Bills: The most common form of legislation; may be public or private.
H.R. - House Bill
S. - Senate Bill
Public Bills: Deal with issues of a general nature. If approved by both houses of Congress (the House and the Senate) in identical form and signed by the President (or re-passed by the Congress over a Presidential veto), they become "Public Laws."
Private Bills: Deal with matters of concern to individuals, such as claims against the Federal government, immigration or naturalization cases, or land titles.
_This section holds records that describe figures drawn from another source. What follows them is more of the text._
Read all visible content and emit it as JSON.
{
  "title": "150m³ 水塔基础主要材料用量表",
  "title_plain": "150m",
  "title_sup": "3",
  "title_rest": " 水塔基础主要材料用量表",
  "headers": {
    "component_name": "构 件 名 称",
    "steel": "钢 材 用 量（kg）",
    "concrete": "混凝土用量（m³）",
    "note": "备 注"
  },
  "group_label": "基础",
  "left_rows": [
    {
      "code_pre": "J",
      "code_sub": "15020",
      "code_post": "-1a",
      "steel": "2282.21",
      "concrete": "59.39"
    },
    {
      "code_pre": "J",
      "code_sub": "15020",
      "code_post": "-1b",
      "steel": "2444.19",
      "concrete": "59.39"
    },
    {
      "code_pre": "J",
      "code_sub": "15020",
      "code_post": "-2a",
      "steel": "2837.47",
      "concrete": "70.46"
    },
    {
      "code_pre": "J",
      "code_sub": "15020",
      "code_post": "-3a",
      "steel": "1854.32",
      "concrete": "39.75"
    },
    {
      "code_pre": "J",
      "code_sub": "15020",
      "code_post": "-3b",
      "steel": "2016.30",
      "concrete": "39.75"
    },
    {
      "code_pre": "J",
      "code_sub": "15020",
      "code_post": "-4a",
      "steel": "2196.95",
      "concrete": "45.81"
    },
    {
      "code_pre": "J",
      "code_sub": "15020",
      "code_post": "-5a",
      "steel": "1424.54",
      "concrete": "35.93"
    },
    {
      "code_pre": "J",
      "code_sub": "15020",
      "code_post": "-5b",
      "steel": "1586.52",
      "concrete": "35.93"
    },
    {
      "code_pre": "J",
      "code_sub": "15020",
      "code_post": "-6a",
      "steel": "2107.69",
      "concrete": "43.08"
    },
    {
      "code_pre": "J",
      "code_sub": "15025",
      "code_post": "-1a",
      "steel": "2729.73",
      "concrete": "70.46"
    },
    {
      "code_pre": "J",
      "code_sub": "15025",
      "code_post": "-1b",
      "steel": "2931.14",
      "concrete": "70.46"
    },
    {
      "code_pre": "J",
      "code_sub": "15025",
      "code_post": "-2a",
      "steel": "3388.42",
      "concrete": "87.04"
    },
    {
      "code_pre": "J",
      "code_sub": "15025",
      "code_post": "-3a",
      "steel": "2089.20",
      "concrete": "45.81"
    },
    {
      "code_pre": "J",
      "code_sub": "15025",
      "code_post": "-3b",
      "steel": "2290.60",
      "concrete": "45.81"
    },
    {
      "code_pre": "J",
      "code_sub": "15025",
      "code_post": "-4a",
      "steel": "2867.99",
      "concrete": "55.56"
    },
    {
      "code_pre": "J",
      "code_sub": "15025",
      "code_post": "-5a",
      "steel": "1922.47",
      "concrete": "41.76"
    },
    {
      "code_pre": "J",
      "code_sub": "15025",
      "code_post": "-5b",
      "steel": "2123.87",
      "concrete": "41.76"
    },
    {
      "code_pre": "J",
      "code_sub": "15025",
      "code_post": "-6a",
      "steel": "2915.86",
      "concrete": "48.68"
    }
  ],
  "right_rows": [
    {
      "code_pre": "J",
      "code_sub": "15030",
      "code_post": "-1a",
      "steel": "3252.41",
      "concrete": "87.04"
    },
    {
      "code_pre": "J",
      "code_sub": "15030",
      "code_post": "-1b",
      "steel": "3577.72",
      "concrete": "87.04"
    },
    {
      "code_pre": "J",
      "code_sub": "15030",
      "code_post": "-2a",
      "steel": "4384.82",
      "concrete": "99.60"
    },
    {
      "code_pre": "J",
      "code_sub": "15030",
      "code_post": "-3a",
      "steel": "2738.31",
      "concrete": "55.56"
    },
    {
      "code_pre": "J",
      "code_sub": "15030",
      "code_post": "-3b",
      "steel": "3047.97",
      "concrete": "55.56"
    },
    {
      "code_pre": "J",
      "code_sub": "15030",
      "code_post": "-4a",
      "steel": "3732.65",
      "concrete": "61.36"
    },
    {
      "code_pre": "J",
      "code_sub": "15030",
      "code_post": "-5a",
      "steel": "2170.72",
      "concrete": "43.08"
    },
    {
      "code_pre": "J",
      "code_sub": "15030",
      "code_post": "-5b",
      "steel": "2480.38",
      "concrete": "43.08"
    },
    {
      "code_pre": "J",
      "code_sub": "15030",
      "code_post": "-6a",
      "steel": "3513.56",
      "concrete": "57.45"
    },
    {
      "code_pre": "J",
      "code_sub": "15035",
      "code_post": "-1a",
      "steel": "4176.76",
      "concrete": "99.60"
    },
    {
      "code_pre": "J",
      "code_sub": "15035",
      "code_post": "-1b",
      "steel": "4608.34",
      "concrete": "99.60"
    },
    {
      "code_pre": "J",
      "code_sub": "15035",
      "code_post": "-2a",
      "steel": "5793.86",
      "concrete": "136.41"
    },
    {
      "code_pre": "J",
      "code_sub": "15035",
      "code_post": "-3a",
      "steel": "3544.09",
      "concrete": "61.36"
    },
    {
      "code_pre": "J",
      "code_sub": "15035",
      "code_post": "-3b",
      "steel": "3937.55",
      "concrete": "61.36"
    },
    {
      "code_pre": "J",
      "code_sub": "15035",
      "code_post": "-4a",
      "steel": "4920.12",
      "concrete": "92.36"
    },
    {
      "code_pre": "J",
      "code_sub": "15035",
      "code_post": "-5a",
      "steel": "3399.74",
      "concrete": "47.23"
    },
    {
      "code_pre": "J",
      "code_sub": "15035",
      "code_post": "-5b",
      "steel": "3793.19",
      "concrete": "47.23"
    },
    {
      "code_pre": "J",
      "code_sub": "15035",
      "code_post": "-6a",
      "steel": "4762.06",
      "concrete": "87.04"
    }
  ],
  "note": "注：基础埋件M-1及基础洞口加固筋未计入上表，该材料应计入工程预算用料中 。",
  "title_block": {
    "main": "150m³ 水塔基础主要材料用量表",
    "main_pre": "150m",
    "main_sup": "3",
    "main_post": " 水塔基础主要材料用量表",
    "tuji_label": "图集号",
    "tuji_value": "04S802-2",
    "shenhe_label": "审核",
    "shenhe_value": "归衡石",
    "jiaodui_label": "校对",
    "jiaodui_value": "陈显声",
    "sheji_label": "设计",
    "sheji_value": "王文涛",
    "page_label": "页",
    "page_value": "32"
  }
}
They become "Private Laws" if approved by Congress and signed by the President or enacted over his veto.
Resolutions: Resolutions may be of 3 types: simple, joint, and concurrent.
H.RES. - House Resolution (Simple)
S.RES. - Senate Resolution (Simple)
H.J.RES. - House Joint Resolution
S.J.RES. - Senate Joint Resolution
H.CON.RES. - House Concurrent Resolution
S.CON.RES. - Senate Concurrent Resolution
Simple Resolutions: Deal with matters concerning the operation of either house alone -- for example, waiving certain parliamentary procedures for consideration of a specific bill, fixing the spending levels for certain legislative committees, or changing the standing rules of a single house of Congress.
Joint Resolutions: There is little practical difference between bills and joint resolutions, although the latter are not as numerous as bills. Usually joint resolutions concern limited or temporary matters, such as a continuing or emergency appropriation. Like bills, joint resolutions also have the force of law, upon approval of both houses of Congress and the signature of the President.
Concurrent Resolutions: Are limited in nature. They are not legislative in character, and are not presented to the President for action. They are used to express facts, opinions, principles and purposes of the two houses, such as fixing the time and date for adjournment of a Congress.
Continuing Resolution: known as a "CR," continues funding for a program if the fiscal year ends without a new appropriation in place. A "CR" provides temporary funding at current levels or less.
Other Terms You'll See
Cloture (Senate): the formal procedure used to end a filibuster. It can take up to three days and requires 60 votes. If cloture wins, 30 additional hours of debate are allowed prior to voting, but they are rarely used. If cloture fails, debate would continue without limits. Instead, the bill is usually set aside.
Rescission Bill: cancels previously approved but unspent funds. Congress or the president may propose it. Rescissions must receive approval from congress within 45 days of the request to cancel allotted funds.
"Suspension(s)" of the rules: A special procedure used to speed up action by setting aside the regular rules. Bills brought up under this process are debated for 40 minutes, may not be amended and require a 2/3 vote.